11. I have considered the rival submissions and perused the record.

12. On perusal of record, I find that on issue no. 2 regarding rate of rent the court below has considered the rent receipts filed by the plaintiff for the months of March, April and May 2009 wherein the name of the tenant is shown as Bobby and the name of the landlord is shown as Dayal Singh and Dayal Singh has received the rent and the rate of rent shown is shown Rs. 5,000/-. These receipts were proved by PW-1. The defendant except filing his affidavit did not produce any evidence whatsoever to contradict these receipts. He filed his statement in the shape of affidavit and he never came forward for cross-examination despite of having been several opportunities. I also find that that except the bald denial, there was nothing on record to prove otherwise. In view of the specific case of the plaintiff that the other adjoining shop of same size that have been let out at the rate of Rs. 8,000/- per month and also considering the size of the shop (18 feet x40 feet), which is a new construction as per the first assessment of the year 2008, I find that there is no perversity in the finding recorded by the court below in this regard so as to attract exercise of revisional powers in the findings of fact.

13. Insofar as the issue no. 3 regarding applicability of the U.P. Act 13 of 1972 is concerned, once it is found that the shop in question was assessed for the first time in the year 2008 on the basis of documentary evidence, which was though rebutted by the defendant, the finding has correctly been recorded by the trial court that the U.P. Act 13 of 1972 is not applicable. Apart from that once a finding has been recorded that the rate of rent was Rs. 5,000/- per month, whether it was a new construction or the old construction, the provisions of the Act are not applicable.

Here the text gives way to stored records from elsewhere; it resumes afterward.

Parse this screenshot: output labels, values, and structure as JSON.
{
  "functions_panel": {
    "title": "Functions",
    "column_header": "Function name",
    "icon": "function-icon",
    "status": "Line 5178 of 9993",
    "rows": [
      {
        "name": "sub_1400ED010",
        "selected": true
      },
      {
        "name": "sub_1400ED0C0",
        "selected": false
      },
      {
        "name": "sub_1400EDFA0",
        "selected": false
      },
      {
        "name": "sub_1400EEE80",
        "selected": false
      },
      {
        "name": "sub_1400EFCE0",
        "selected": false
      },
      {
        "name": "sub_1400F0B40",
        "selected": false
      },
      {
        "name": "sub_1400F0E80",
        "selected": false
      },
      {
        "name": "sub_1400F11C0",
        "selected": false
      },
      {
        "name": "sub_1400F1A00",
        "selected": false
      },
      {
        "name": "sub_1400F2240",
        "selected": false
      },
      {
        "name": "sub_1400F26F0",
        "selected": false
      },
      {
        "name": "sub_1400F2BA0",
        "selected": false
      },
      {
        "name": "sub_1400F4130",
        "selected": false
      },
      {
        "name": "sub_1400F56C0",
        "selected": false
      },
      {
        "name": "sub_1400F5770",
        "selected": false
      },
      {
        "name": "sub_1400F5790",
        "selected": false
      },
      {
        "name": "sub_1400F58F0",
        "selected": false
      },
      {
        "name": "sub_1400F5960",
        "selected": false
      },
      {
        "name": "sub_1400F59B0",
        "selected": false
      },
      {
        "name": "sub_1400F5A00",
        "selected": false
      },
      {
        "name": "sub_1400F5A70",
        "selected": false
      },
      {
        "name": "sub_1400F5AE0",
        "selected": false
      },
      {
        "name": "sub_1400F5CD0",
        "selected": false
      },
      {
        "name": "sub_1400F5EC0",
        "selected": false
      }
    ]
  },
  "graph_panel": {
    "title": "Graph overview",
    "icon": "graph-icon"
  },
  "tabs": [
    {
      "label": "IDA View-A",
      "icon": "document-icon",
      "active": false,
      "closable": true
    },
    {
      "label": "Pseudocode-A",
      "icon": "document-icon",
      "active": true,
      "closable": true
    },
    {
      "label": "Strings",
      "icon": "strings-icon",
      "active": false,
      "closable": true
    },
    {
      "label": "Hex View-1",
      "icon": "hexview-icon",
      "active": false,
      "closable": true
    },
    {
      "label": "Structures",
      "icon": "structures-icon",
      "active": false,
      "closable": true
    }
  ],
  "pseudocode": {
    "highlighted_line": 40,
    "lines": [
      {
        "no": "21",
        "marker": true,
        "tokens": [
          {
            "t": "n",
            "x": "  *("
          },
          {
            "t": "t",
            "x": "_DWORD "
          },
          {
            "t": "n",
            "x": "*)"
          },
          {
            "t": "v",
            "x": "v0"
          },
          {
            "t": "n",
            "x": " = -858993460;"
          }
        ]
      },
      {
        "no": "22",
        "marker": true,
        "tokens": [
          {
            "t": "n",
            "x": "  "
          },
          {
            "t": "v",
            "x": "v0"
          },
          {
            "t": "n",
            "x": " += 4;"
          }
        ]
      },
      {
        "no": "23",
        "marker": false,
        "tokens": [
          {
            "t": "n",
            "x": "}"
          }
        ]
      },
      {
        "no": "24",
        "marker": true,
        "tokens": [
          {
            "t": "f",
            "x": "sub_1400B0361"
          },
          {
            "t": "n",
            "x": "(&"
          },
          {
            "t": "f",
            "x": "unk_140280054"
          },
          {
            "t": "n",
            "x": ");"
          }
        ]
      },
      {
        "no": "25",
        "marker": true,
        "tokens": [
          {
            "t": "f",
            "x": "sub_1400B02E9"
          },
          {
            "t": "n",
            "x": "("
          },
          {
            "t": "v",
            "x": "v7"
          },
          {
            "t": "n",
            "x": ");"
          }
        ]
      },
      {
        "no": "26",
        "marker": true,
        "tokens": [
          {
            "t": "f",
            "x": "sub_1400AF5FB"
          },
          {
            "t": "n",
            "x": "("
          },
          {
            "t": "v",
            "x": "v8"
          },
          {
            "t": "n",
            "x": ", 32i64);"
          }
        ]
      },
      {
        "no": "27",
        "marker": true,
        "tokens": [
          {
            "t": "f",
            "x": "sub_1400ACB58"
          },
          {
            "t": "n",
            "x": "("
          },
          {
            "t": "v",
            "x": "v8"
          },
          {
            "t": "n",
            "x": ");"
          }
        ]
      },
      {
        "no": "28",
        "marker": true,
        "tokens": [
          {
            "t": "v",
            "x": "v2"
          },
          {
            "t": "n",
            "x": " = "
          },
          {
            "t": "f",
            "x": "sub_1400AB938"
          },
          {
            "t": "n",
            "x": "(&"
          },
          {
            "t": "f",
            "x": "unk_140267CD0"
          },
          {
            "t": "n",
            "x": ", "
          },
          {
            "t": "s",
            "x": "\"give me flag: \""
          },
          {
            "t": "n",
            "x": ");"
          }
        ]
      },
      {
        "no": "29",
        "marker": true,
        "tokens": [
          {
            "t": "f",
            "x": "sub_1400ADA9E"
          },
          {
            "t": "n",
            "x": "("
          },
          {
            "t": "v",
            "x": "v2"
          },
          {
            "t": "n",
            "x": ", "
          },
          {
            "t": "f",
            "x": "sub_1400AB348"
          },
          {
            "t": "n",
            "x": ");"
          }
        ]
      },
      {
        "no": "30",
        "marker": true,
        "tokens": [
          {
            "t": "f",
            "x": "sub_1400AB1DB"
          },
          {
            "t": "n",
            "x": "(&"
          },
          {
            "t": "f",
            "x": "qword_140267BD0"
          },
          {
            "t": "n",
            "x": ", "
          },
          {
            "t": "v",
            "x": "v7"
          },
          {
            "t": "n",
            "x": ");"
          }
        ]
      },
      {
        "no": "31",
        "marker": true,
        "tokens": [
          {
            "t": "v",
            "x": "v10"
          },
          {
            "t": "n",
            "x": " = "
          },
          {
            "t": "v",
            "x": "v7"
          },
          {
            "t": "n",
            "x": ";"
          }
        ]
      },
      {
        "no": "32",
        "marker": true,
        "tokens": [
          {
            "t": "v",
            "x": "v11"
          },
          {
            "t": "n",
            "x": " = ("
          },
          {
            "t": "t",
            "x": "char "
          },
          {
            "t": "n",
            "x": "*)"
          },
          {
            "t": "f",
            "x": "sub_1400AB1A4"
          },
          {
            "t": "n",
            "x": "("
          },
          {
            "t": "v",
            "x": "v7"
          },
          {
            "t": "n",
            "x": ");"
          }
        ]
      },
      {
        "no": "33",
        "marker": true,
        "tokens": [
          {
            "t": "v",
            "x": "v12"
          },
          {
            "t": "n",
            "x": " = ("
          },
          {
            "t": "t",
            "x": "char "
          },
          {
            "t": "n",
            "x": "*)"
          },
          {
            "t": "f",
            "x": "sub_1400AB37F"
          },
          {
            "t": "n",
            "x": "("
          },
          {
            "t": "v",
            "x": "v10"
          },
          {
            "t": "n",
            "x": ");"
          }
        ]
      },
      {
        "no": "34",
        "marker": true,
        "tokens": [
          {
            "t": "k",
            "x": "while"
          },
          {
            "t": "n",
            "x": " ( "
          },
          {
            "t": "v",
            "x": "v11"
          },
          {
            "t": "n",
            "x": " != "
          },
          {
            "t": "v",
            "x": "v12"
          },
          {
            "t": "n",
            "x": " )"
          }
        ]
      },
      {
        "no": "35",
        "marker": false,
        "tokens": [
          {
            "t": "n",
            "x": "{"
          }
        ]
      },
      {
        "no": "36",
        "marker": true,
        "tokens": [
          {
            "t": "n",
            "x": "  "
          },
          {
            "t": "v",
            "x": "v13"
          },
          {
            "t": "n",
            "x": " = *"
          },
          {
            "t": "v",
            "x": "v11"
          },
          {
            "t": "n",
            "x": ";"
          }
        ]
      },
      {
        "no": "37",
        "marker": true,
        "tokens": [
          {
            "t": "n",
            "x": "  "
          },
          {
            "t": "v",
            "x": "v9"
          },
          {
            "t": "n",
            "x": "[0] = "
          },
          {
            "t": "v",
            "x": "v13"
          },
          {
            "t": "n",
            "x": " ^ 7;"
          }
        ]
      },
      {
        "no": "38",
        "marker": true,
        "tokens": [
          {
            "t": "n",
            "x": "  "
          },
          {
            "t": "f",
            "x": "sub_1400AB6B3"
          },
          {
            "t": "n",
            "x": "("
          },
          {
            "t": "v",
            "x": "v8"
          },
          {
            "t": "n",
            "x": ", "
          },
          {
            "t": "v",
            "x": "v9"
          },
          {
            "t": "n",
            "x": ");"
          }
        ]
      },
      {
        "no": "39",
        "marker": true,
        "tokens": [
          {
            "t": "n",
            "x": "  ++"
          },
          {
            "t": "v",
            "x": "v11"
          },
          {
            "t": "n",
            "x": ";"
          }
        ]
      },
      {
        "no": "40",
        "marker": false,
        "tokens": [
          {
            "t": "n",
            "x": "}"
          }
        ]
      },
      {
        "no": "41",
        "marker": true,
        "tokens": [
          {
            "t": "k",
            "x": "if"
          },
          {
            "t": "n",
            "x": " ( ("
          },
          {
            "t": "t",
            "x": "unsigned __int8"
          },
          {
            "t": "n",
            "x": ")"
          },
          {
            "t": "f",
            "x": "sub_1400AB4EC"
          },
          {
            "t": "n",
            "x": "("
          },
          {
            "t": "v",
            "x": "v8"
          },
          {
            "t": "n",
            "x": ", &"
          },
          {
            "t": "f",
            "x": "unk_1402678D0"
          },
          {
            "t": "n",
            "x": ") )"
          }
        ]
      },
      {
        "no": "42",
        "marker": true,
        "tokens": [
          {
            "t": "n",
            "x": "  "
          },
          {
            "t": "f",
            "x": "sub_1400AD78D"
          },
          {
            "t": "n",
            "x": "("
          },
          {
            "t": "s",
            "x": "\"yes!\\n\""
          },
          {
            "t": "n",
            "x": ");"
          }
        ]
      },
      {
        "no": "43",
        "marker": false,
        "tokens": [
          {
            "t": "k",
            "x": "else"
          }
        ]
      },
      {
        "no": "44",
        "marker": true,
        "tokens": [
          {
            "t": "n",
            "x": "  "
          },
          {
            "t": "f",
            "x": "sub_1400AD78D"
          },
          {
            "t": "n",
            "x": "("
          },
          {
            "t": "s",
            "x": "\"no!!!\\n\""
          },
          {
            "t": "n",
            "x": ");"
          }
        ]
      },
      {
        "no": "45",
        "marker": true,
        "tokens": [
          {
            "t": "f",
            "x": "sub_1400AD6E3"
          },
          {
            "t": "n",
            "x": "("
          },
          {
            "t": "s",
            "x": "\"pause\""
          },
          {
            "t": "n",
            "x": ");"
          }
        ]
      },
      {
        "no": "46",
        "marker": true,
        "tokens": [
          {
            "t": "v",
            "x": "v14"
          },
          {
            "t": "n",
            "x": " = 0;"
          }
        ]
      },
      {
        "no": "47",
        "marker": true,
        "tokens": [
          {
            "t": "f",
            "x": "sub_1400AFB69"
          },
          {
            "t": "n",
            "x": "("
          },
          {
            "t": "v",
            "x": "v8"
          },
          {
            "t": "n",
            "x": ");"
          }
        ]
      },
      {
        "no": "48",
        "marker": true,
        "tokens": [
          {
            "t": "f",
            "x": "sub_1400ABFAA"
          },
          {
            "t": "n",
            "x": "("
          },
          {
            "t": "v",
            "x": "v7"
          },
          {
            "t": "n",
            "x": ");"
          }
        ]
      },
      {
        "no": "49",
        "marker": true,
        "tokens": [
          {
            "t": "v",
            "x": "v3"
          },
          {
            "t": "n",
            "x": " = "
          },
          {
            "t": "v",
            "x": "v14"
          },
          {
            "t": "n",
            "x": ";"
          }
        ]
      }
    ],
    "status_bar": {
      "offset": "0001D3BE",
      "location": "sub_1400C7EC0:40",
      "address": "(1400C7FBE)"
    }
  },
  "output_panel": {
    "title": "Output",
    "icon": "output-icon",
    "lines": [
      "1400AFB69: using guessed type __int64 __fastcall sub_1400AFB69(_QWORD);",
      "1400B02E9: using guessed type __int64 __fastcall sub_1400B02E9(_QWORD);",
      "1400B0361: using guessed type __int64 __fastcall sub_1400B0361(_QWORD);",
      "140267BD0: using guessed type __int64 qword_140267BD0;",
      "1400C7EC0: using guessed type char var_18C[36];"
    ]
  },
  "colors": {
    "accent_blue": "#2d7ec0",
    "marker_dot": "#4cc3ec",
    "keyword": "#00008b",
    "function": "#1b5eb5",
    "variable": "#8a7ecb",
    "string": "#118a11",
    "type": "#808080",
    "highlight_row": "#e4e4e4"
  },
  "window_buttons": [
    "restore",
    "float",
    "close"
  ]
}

For the same reasons once the provision of the Act are not applicable, the court below was perfectly justified in refusing to grant any benefit of Section 20(4) of the Act.

14. It is also pertinent to note that in the present revision no challenge has been raised to the finding recorded on non-applicability of the Act and the due service of notice. As such even this argument has been raised before this Court, without there being any ground in the memo of revision. Hence, there is no reason to disturb the findings recorded by the Court below on this issue.

15. During the course of argument much stress was given on the ground that the rate of rent has wrongly been fixed by the trial court. The assertion is that the rent was payable at the rate of Rs. 500/- per month and not at the rate of Rs. 5,000/- per month. This issue has been decided in favour of the plaintiff on the basis of the rent receipts produced by the plaintiff. The defendant never came forward to lead his evidence in rebuttal and in fact, he never came forward to argue the case. A perusal of the order dated 07.07.2018 at page 155 of the paper book clearly indicates that at least 8 dates were fixed for evidence of the defendant and his applications to recall the orders, whereby his opportunity to lead evidence were closed, were allowed on payment of cost on several occasions, but still he did not come forward to lead any evidence. He even after seeking time for argument did not come forward to argue the case and therefore, it cannot be said that the defendant was not afforded proper opportunity of hearing by the court below to rebut the evidence of the plaintiff on the issue of rent deed of land.

16. In view of the discussions made hereinabove, the argument of learned counsel for the defendant-revisionist on this issue is liable to be rejected and it is for this reason the argument advanced by learned counsel for the revisionist placing reliance on provisions of Order 13 Rule 1, Sections 62 and 103 of the Indian Evidence Act and Section 2 (2) of the U.P. Act 13 of 1972 are clearly not required to be gone into in detail.

17. It is case where provisions of U.P. Act 13 of 1972 are not applicable and a notice under Section 106 of the Transfer of Property Act was admittedly duly served on the defendant, therefore, there is no illegality in passing the order of eviction of the defendant. Once it is found that the rate of rent is Rs. 5,000/- per month, there is no infirmity in the order of the trial court, however, in the facts and circumstances of the case, the rate of damages for future use fixed at the rate of Rs. 7,000/- per month is reduced to Rs. 5,000/- per month and the impugned judgment and order stands modified only to that extent.

18. Insofar as the claim of benefit of Section 114 of the Transfer of Property Act is concerned, no such ground has been taken in the present case to challenge the judgment impugned herein, however, even otherwise no written agreement between the parties was proved and as such, the petitioner is not entitled for benefit of Section 114 of Transfer of Property Act.

19. Present revision is accordingly dismissed.

20. However, having considered the facts and circumstances of the case, subject to filing of an undertaking by the revisionist-tenant before the Court below, it is provided that:

(1) The tenant-revisionist shall handover the peaceful possession of the premises in question to the landlord-opposite party on or before 28.2.2019.

(2) The tenant-revisionist shall file the undertaking before the Court below to the said effect within two weeks from the date of receipt of certified copy of this order;

(3) The tenant-revisionist shall pay entire decretal amount within a period of two months from the date of receipt of certified copy of this order;

(4) The tenant-revisionist shall pay damages @ Rs. 5,000/- per month by 07th day of every succeeding month and continue to deposit the same in the Court below till 28.2.2019 or till the date he vacates the premises whichever is earlier and the landlord is at liberty to withdraw the said amount;

(5) In the undertaking the tenant-revisionist shall also state that he will not create any interest in favour of the third party in the premises in dispute;

(6) Subject to filing of the said undertaking, the tenant-revisionist shall not be evicted from the premises in question till the aforesaid period;

(7) It is made clear that in case of default of any of the conditions mentioned herein-above, the protection granted by this Court shall stand vacated automatically.

(8) In case the shop is not vacated as per the undertaking given by the tenant-revisionist, he shall also be liable for contempt.